Social media giants have cracked down on Kennedy’s past comments about vaccines. YouTube removed a video of a political speech he gave in New Hampshire in early March, citing the platform’s COVID-19 medical misinformation policy. But his remarks on Thursday appear to have sidestepped the tripwires of online content moderation. His remarks were livestreamed on YouTube and remained publicly available several hours later. He didn’t speak about vaccines, though he did criticize COVID-19 lockdowns and pharmaceutical companies.
In addition to commending New Hampshire for its primary, Kennedy also praised the state’s independent spirit. More than four in 10 registered voters aren’t affiliated with a party. That group is chock-full of critical thinkers, he said.
“They’re independent thinkers, and they’re able to step outside of that fixed, paralyzing iceberg of partisanship that has our country at each other’s throats,” he said. “They’re able to look at candidates without the ideology blocking their vision and really judge the candidates on what they say and be open to new ideas.”
Speaking with reporters after his remarks, Kennedy said he’s already consolidating support among independents and plans to keep doing so by speaking out against surveillance and warfare, and speaking up for the middle class and building a strong American economy.
He also acknowledged that he’s scheduled to speak at the Porcupine Freedom Festival (commonly called PorcFest) later this month. It’s an annual event organized by the Free State Project, a movement that has sought to transform New Hampshire into a libertarian utopia — and frustrated many progressives in the process.
“I welcome support from the libertarians,” he said. “I have tremendous support in that cohort.”
Kennedy’s campaign spokesperson, Stefanie Spear, said he was invited to speak at PorcFest and expects to find a range of viewpoints at the event, including many that Kennedy doesn’t share.
“On the way to winning the general election, the campaign aims to reclaim values that the Democratic Party has abandoned, and voters who have abandoned the Party,” Spear said. “There will undoubtedly be such people — disaffected Democrats — at the event.”
And there’s also a possibility that Kennedy’s uphill campaign against President Biden might pick up disaffected Democrats from the party’s progressive wing, too.
Representative Jonah Wheeler, a 20-year-old progressive Democrat from Peterborough, said he’s looking for an alternative to Biden’s “milquetoast liberal attitude.” He listened to Kennedy’s remarks from the Senate gallery and said he was impressed.

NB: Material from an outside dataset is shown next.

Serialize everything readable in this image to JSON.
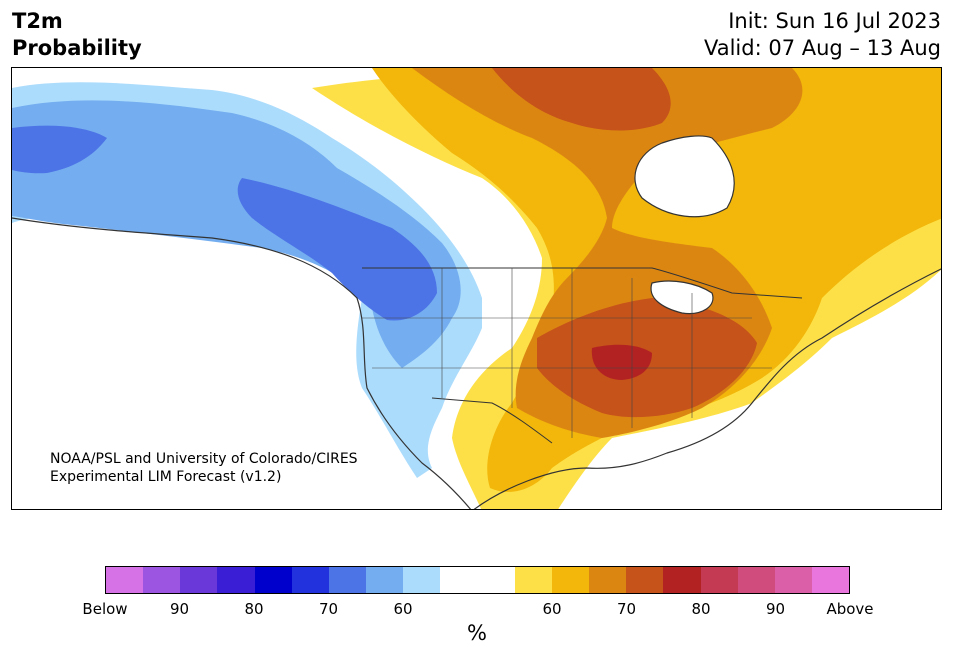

“He’s not as crazy or kooky as it seems like people are trying to make him out to be,” Wheeler said, noting Kennedy’s record of work as an environmental lawyer.
“We’re in a really serious moment when it comes to war and the power that corporations have over our country, and I don’t think that there is any real candidate other than Mr. Kennedy who is articulately describing that situation,” he said. “I think Marianne Williamson is doing a great job, and she should continue to run, but for me, Mr. Kennedy has the articulate and coherent vision for the future, while also telling us what’s actually happening.”